Saturday, August 7, 2010

Anna Karenina

I finally finished Anna Karenina! It took much, much longer than usual for me to read, but I loved it! I already wrote a post on the first half if you'd like to check it out.

I think one thing that really struck me in reading the book at this is time is how everyone in it feels trapped. I felt trapped in my own life recently, made a job change, and started my own businsess on the side. You can check out my business and blog on content marketing over at www.sparksmarks.com. I've also jumped on Twitter, so feel free to follow me on Twitter @sparksmarks.

One thing that stayed consistent from my first post is my love for Levin. Seriously, he's now one my most favorite characters ever. I'm a little bit in love with him actually. As he reminds me of my husband I suppose this is good! I love how he works in the fields alongside his workers and respects them and doesn't have the typical aristocratic attitude.

I mentioned last time how he and Anna are foils of each other, which intensified in the second half. Both long for happiness and are searching to find it and think they find it at one point but then realize the were wrong, then both feel trapped but choose very different ways of handling that.

Some spoilers, although I think most people know about the "big" spoiler:
Anna feels trapped in her marriage and finds something she thinks will make her happy in Vronsky. You emphathize with her at this point because she didn't choose her first marriage and you can't help rooting for her to be happy, although the choice of abandoning her son is hard to understand. But leaving didn't make her happy, and having a second child made things worse. I think perhaps she had post-partum depression, understandable as she nearly died in childbirth and was most likely struggling with loving this child when she had abandoned her first. This led to her not bonding with the child. This continued and grew worse, and eventually she loses her mind. She becomes paranoid and feels there's no possibility of happiness for her except in death, leading to her suicide.
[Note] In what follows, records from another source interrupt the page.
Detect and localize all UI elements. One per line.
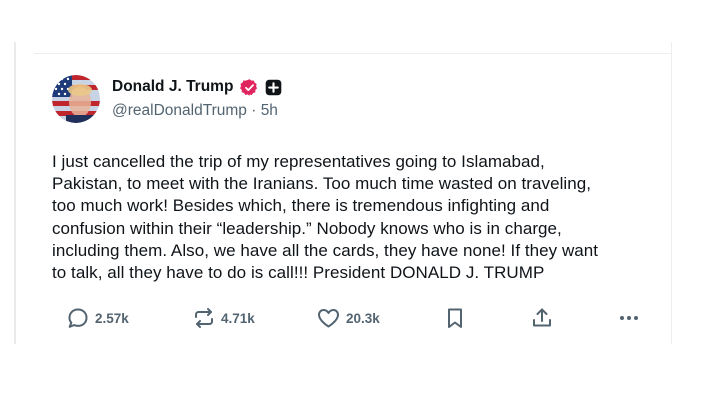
- like-button[interactable]: 20.3k: [316, 306, 380, 330]
- affiliation-badge-icon: [263, 79, 282, 96]
- repost-count: 4.71k: [221, 310, 255, 326]
- repost-icon: [192, 306, 216, 330]
- more-options-button[interactable]: [617, 306, 641, 330]
- bookmark-button[interactable]: [444, 306, 466, 330]
- verified-badge-icon: [237, 78, 259, 97]
- avatar[interactable]: [52, 75, 100, 123]
- frame-right-border: [671, 42, 672, 344]
- frame-left-border: [14, 42, 16, 344]
- post-card: Donald J. Trump @realDonaldTrump · 5h I …: [34, 54, 670, 344]
- author-display-name[interactable]: Donald J. Trump: [112, 78, 233, 96]
- handle-separator: ·: [246, 102, 261, 119]
- reply-icon: [66, 306, 90, 330]
- share-icon: [530, 306, 554, 330]
- author-name-row: Donald J. Trump: [112, 77, 282, 97]
- like-icon: [316, 306, 341, 330]
- more-icon: [617, 306, 641, 330]
- like-count: 20.3k: [346, 310, 380, 326]
- author-handle-row: @realDonaldTrump · 5h: [112, 102, 278, 120]
- author-handle[interactable]: @realDonaldTrump: [112, 102, 247, 119]
- share-button[interactable]: [530, 306, 554, 330]
- action-bar: 2.57k 4.71k 20.3k: [34, 306, 670, 330]
- reply-count: 2.57k: [95, 310, 129, 326]
- repost-button[interactable]: 4.71k: [192, 306, 255, 330]
- reply-button[interactable]: 2.57k: [66, 306, 129, 330]
- bookmark-icon: [444, 306, 466, 330]
- post-time[interactable]: 5h: [261, 102, 278, 119]
- post-text: I just cancelled the trip of my represen…: [52, 152, 599, 283]
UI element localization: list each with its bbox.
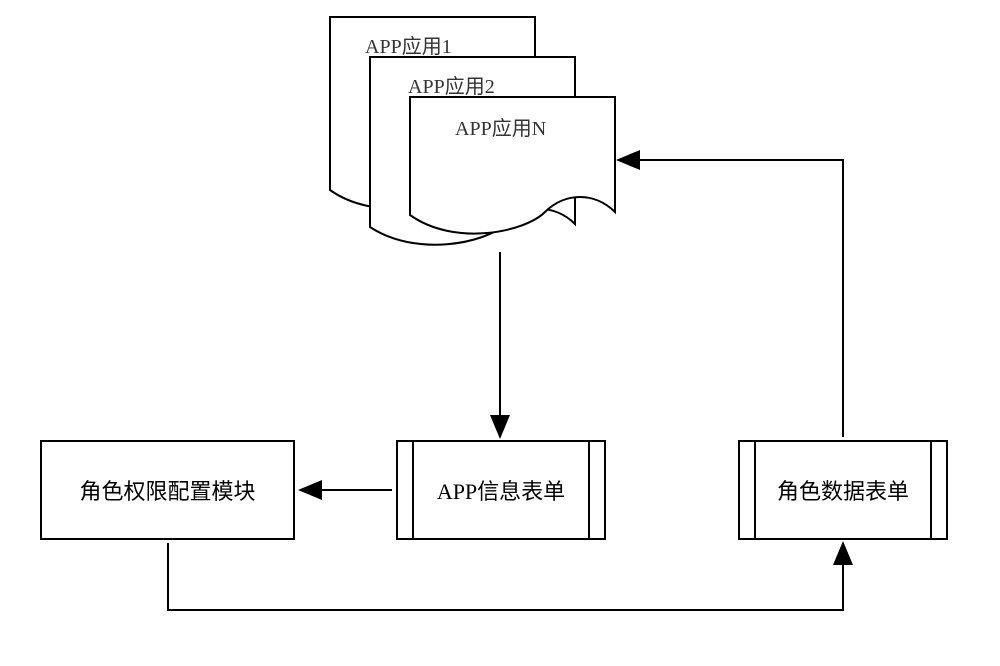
app-info-form-label: APP信息表单 [437,474,565,506]
app-stack-item-1: APP应用1 [365,30,452,59]
role-data-form-box: 角色数据表单 [738,440,948,540]
role-permission-config-label: 角色权限配置模块 [79,474,255,506]
arrow-config-to-roledata [168,543,843,610]
app-stack: APP应用1 APP应用2 APP应用N [310,12,680,247]
app-info-form-box: APP信息表单 [396,440,606,540]
app-stack-item-2: APP应用2 [408,70,495,99]
role-data-form-label: 角色数据表单 [777,474,909,506]
diagram-root: APP应用1 APP应用2 APP应用N 角色权限配置模块 APP信息表单 角色… [0,0,1000,666]
app-stack-item-n: APP应用N [455,112,546,141]
role-permission-config-box: 角色权限配置模块 [40,440,295,540]
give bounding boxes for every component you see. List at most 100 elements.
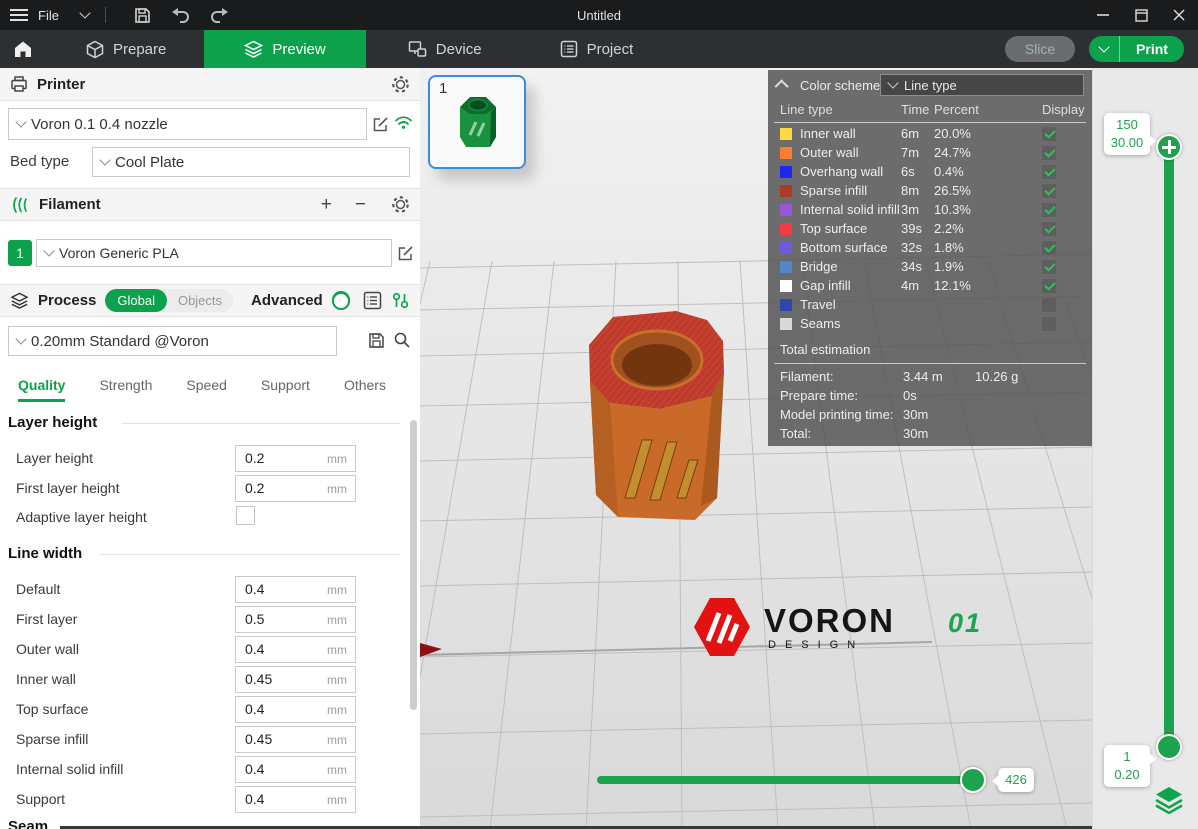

Levin, on the other hand, pursues his happiness in his land. He tries to find happiness with Kitty, but she rejects him and so he focuses entirely on his land and tries to believe he can be happy this way. Eventually he realizes he cannot be happy without Kitty and after learning of her change of heart they unite. But even then he still struggled - with fear, with uncertainty, with questions. He too considers suicide at one point, but instead chooses to believe in God and finds happiness that way.

I was surprised at how uplifting the book was in the end since I knew about Anna's suicide going in. I was surprised that it had hardly a ripple affect on the majority of the characters. I was surprised that so much of the book was about Levin. I was surprised that Anna Karenina is now on my top 10 list of favorite books.

Interesting quotes:
"It used to be that a freethinker was a man who had been brought up with notions of religion, law, morality, and had arrived at freethinking by himself, through his own toil and struggle. But now a new type of self=made freethinkers has appeared, who grow up and never even hear that there were laws of morality, religion, that there were authorities, but who grow up right into notions of the negation of everything - that, as wild men."

That rings true to today as well.

"And it occurred to her how incorrect the saying was about a curse being laid upon woman, that in pain she would bring forth children. 'Never mind giving birth, but being pregnant - that's the pain." This passage goes on to have a woman talking about how she was freed when her child died. She was free from the work, the worry, the bondage. Darya is horrified at this, but then thinks about the horrors of pregnancy, childbirth, nursing, sleepless nights, pain, cracked nipples, illnesses. I was surprised to see this addressed this long ago.

2 comments:

  1. I have been eyeing this on my shelf recently. I think I might need to give it a go soon! Thanks for the great review!